If it turns out that the WiLL-mobile services are to be declared illegal, the unified licence will allow them to continue! While the timing of the two events, the TDSAT judgement and the Telecom Regulatory Authority of India’s (Trai) consultation paper on the unified licence, may be coincidental, it is curious that the unified licence suggested by Trai confines itself to basic and cellular operations — it does not, for instance, talk of national long distance or international long distance telephony.
In the event, since the cellular operators have not been asking for permission to offer fixed line services on the strength of their existing licences, the players to benefit the most and immediately from Trai’s unified licence are the basic or fixed line service operators who are also providing WiLL-mobile services.
If a unified licence of the limited sort proposed by the Trai is to be issued, what needs to be kept in mind is that this cannot be done by fiat and should not lead to a fresh rash of lawsuits in a litigious industry.
If the government goes ahead and issues a unified licence and converts all existing basic/cellular licences to this, it will have to deal with issues of equality and compensation. The first issue is equal terms for entry into the same business (the cellular industry has been screaming from the housetops that it has paid far more as entry price than the WiLL-mobile players).

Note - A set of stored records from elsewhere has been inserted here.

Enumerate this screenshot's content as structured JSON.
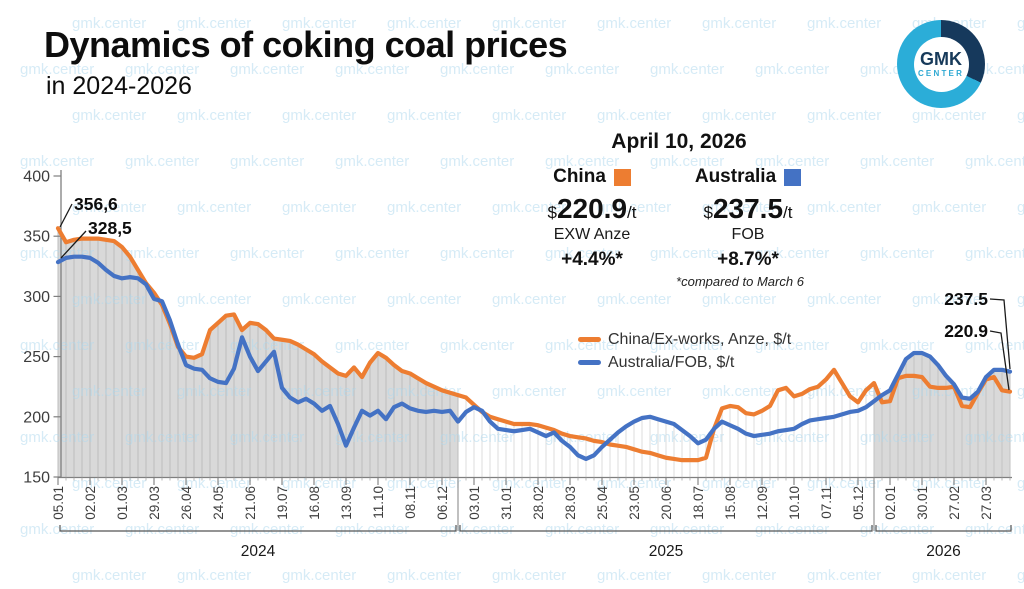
{
  "header": {
    "title": "Dynamics of coking coal prices",
    "subtitle": "in 2024-2026"
  },
  "logo": {
    "line1": "GMK",
    "line2": "CENTER",
    "ring_color": "#2badd8",
    "arc_color": "#16395c"
  },
  "watermark": {
    "text": "gmk.center",
    "color": "#aed9ef"
  },
  "callout": {
    "date": "April 10, 2026",
    "china": {
      "label": "China",
      "currency": "$",
      "value": "220.9",
      "unit": "/t",
      "basis": "EXW Anze",
      "change": "+4.4%*",
      "color": "#ED7D31"
    },
    "australia": {
      "label": "Australia",
      "currency": "$",
      "value": "237.5",
      "unit": "/t",
      "basis": "FOB",
      "change": "+8.7%*",
      "color": "#4472C4"
    },
    "footnote": "*compared to March 6"
  },
  "legend": [
    {
      "label": "China/Ex-works, Anze, $/t",
      "color": "#ED7D31"
    },
    {
      "label": "Australia/FOB, $/t",
      "color": "#4472C4"
    }
  ],
  "chart_data": {
    "type": "line",
    "title": "Dynamics of coking coal prices in 2024-2026",
    "xlabel": "",
    "ylabel": "",
    "ylim": [
      150,
      400
    ],
    "yticks": [
      150,
      200,
      250,
      300,
      350,
      400
    ],
    "grid": "vertical-comb",
    "legend_position": "inside-right",
    "x_tick_labels": [
      "05.01",
      "02.02",
      "01.03",
      "29.03",
      "26.04",
      "24.05",
      "21.06",
      "19.07",
      "16.08",
      "13.09",
      "11.10",
      "08.11",
      "06.12",
      "03.01",
      "31.01",
      "28.02",
      "28.03",
      "25.04",
      "23.05",
      "20.06",
      "18.07",
      "15.08",
      "12.09",
      "10.10",
      "07.11",
      "05.12",
      "02.01",
      "30.01",
      "27.02",
      "27.03"
    ],
    "points_per_tick": 4,
    "years": [
      {
        "label": "2024",
        "from_week": 0,
        "to_week": 50,
        "shaded": true
      },
      {
        "label": "2025",
        "from_week": 50,
        "to_week": 102,
        "shaded": false
      },
      {
        "label": "2026",
        "from_week": 102,
        "to_week": 119,
        "shaded": true
      }
    ],
    "annotations": [
      {
        "text": "356,6",
        "series": "china",
        "position": "start"
      },
      {
        "text": "328,5",
        "series": "australia",
        "position": "start"
      },
      {
        "text": "237.5",
        "series": "australia",
        "position": "end"
      },
      {
        "text": "220.9",
        "series": "china",
        "position": "end"
      }
    ],
    "series": [
      {
        "name": "China/Ex-works, Anze, $/t",
        "color": "#ED7D31",
        "values": [
          356.6,
          345,
          347,
          348,
          348,
          348,
          347,
          346,
          341,
          333,
          322,
          311,
          303,
          293,
          277,
          258,
          250,
          249,
          252,
          272,
          278,
          284,
          285,
          272,
          278,
          277,
          272,
          265,
          264,
          263,
          260,
          256,
          252,
          246,
          241,
          236,
          234,
          241,
          233,
          245,
          253,
          249,
          243,
          238,
          236,
          232,
          228,
          225,
          222,
          220,
          218,
          216,
          210,
          204,
          200,
          198,
          196,
          194,
          194,
          194,
          193,
          191,
          189,
          186,
          184,
          183,
          182,
          180,
          179,
          177,
          176,
          175,
          173,
          171,
          170,
          168,
          166,
          165,
          164,
          164,
          164,
          166,
          190,
          207,
          209,
          208,
          203,
          202,
          205,
          209,
          222,
          224,
          217,
          219,
          223,
          225,
          231,
          239,
          228,
          217,
          212,
          222,
          228,
          212,
          213,
          232,
          234,
          234,
          233,
          225,
          224,
          224,
          225,
          209,
          208,
          220,
          231,
          233,
          222,
          220.9
        ]
      },
      {
        "name": "Australia/FOB, $/t",
        "color": "#4472C4",
        "values": [
          328.5,
          332,
          333,
          333,
          332,
          328,
          322,
          317,
          315,
          316,
          315,
          310,
          298,
          296,
          280,
          260,
          243,
          240,
          239,
          232,
          229,
          228,
          240,
          266,
          250,
          238,
          246,
          254,
          224,
          216,
          212,
          215,
          211,
          205,
          209,
          194,
          176,
          191,
          205,
          201,
          205,
          198,
          208,
          211,
          207,
          205,
          204,
          205,
          204,
          205,
          196,
          204,
          208,
          205,
          196,
          190,
          189,
          188,
          189,
          190,
          187,
          184,
          187,
          180,
          175,
          168,
          165,
          168,
          175,
          181,
          187,
          192,
          196,
          199,
          200,
          198,
          196,
          194,
          189,
          184,
          178,
          181,
          190,
          196,
          193,
          190,
          186,
          184,
          185,
          186,
          188,
          189,
          190,
          194,
          197,
          198,
          199,
          200,
          202,
          204,
          205,
          208,
          213,
          218,
          222,
          235,
          248,
          253,
          253,
          250,
          243,
          234,
          227,
          216,
          215,
          221,
          233,
          239,
          239,
          237.5
        ]
      }
    ]
  }
}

The second is the potential loss of profit that the cellular industry will want to be compensated for, in return for letting new entrants into their turf — on the argument that the extent of competition in the business does not warrant new licences.
Of the two issues, the government is likely to be sympathetic on the first, though the calculation of what is an equalising entry price will vary — Reliance (whose case is at the heart of the entire issue) will point to the very low entry price for the fourth mobile licences and argue that it should not pay more than that.
Meanwhile, the government is almost certain to be less sympathetic (if not positively hostile) on the second issue of compensation to the existing mobile players — whereas the cellular industry argues that such compensation is the global practice. If a dispute erupts it will be over this, and it is interesting that (as in the past) Reliance’s competitors find that they end up fighting the government.
An unrelated but important point to be kept in mind while recommending a unified licence, is the need to ensure that competition does not suffer.
For instance, if a firm is offering one type of service, say long distance telephony, the profits from this should not be used to subsidise another service, say, the cellular business of the same firm.
This, by the way, is the very allegation being levelled against the state-owned Bharat Sanchar Nigam Limited (BSNL), but Trai has still not been able to get BSNL to separate its accounts. Once unified licences are issued, as is fairly certain, such a situation will be the rule, not the exception.
That presumably is when the Competition Commission will step in. Expect more legal battles.